Easing Child’s Fear Of Santa Claus And Other Characters

‘Twas the night before Christmas, when all through the mall, Children were wailing, not one, but all.

We have all been there. You take your children to visit the jolly old man, and your child sits on his lap to take a family photo. Suddenly, the tears let loose, and all you have left is a distraught child and a picture to relive the memory forever.

When first meeting their favorite characters, children of all ages can express anxiety or fear of Santa Claus, Minnie Mouse at Disneyland or SpongeBob at a fellow child’s birthday party. The fear of ruining the experience or causing a scene also resides with the parent.

Dr. Russell Horton, DO, a Banner Health pediatrician, shares some tips on what parents can do to make meeting a child’s favorite characters a great experience for everyone involved.

Before the visit

  • Talk to your child and let them know exactly what will happen and what they can expect when they visit. Is there a line to wait in or do the two of you need to approach the character?
  • Visit the site ahead of time and scope out the area. Are there elves standing with Santa or life-sized bunnies with the Easter Bunny?
  • Be Santa’s No. 1 cheerleader. Speak to your child about how Santa Claus or other characters make children happy and create positive memories. Watch age-appropriate movies or read books that express how Santa Claus shares holiday cheer or how Minnie and Mickey Mouse encourage fun and adventure.
  • Block out enough time and take it slow. Rushing can put anyone on edge. Seeing an older sibling, friend or other children approach and interact with the character might help ease their fears.
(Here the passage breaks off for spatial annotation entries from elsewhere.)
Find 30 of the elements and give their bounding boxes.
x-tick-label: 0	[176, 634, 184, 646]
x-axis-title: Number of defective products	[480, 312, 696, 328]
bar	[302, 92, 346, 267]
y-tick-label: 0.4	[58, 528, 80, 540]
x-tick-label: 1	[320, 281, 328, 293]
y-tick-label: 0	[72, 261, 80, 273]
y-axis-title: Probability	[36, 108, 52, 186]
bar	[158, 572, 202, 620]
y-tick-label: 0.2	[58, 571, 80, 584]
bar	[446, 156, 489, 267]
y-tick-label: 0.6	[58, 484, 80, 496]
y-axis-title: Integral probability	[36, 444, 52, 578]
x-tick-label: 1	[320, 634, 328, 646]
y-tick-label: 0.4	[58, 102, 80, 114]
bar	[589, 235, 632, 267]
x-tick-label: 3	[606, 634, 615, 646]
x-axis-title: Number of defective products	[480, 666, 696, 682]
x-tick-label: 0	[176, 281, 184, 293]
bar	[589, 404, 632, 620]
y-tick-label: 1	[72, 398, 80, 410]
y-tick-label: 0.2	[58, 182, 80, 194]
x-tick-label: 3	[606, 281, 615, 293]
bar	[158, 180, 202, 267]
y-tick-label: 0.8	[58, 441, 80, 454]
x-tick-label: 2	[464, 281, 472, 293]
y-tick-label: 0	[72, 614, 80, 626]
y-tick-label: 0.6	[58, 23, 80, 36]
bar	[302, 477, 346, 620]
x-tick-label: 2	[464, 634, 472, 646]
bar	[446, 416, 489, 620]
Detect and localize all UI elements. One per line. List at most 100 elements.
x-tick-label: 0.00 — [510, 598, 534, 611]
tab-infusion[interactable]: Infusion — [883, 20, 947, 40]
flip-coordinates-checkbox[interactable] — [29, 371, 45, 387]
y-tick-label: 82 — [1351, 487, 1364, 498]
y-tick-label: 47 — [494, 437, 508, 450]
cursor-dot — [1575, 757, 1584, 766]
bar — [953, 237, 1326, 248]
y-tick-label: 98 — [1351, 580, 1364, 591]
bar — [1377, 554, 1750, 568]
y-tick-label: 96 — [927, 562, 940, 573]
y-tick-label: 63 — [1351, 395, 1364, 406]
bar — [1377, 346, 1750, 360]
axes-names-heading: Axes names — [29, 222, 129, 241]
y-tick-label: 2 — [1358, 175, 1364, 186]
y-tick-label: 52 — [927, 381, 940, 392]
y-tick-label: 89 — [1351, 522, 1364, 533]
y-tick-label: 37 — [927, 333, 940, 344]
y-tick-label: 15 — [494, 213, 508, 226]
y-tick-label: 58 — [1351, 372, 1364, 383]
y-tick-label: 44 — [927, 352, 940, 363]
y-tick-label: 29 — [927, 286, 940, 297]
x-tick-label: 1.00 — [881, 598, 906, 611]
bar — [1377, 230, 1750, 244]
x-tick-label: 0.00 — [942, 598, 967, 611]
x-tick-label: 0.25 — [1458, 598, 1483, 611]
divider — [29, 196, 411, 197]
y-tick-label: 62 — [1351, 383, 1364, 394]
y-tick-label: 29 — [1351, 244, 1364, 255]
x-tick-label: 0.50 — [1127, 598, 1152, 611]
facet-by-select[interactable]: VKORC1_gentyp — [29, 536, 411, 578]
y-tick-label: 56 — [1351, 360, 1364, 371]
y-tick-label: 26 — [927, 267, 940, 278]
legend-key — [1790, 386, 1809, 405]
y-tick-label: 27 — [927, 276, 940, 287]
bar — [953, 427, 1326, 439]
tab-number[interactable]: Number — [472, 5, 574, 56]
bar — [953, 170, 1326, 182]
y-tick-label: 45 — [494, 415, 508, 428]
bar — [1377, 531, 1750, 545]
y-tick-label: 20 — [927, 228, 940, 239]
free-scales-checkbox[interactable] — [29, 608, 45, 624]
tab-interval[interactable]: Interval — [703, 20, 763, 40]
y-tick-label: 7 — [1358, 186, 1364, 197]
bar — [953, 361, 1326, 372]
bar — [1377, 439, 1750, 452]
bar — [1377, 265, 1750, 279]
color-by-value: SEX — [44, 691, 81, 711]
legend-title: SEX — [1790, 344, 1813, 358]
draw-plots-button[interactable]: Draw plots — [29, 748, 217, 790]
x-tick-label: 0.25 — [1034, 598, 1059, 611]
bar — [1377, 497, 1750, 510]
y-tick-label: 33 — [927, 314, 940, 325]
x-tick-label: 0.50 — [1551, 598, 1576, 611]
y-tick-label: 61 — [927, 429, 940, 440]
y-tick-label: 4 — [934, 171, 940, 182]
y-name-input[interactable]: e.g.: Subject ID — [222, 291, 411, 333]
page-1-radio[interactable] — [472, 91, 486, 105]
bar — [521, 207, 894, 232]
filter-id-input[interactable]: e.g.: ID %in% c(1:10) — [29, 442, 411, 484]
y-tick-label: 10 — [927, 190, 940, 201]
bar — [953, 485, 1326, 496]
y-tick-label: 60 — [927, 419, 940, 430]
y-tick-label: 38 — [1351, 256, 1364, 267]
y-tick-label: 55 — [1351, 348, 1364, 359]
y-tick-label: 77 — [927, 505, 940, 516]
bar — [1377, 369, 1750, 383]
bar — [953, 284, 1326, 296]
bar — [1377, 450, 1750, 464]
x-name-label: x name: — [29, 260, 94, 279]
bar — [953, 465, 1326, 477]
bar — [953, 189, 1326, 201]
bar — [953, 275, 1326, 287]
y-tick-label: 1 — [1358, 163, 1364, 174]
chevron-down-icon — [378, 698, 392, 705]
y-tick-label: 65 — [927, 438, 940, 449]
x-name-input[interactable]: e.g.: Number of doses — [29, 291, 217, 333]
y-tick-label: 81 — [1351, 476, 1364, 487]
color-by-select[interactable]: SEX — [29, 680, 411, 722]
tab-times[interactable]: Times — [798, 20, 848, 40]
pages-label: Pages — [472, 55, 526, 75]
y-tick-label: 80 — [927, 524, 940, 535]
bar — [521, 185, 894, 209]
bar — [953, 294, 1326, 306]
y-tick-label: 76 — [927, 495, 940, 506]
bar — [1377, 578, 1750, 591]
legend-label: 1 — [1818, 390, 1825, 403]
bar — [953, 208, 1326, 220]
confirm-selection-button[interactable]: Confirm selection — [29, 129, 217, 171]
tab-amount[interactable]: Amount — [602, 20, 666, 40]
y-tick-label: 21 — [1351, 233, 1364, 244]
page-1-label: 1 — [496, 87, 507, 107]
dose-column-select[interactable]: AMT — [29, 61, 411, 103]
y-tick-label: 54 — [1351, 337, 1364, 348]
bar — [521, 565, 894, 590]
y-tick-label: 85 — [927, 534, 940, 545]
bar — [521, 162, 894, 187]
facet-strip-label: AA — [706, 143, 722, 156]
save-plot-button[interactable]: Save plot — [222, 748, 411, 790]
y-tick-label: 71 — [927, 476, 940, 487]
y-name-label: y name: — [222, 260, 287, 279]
If and when a meltdown occurs

  • Don’t keep pushing it. It’s important to realize that this might not be the right time or year for your little one to meet Santa or Goofy. You can take your child do to something else and take her mind off of it and come back, or decide that next year you all will try for the family photo.
  • Never punish or make a child feel bad about any fear that he or she may have. Lines like “you’re being silly” or “no dessert if you don’t smile for the picture” make children feel like they have done something wrong and do not allow them to express their emotions of anxiety and stress.
  • Remember, it is just a picture. Ultimately, it is not a big deal. It’s more important to acknowledge that your child is feeling scared.

Always remember to keep the magic alive! During the tear blotting and crying, you might be inclined to leak that Santa Claus or other characters are not real, but refrain. Revealing the secret may compromise future Santa activities and holiday or theme park magic. Treat the day as a fun and light-hearted experience.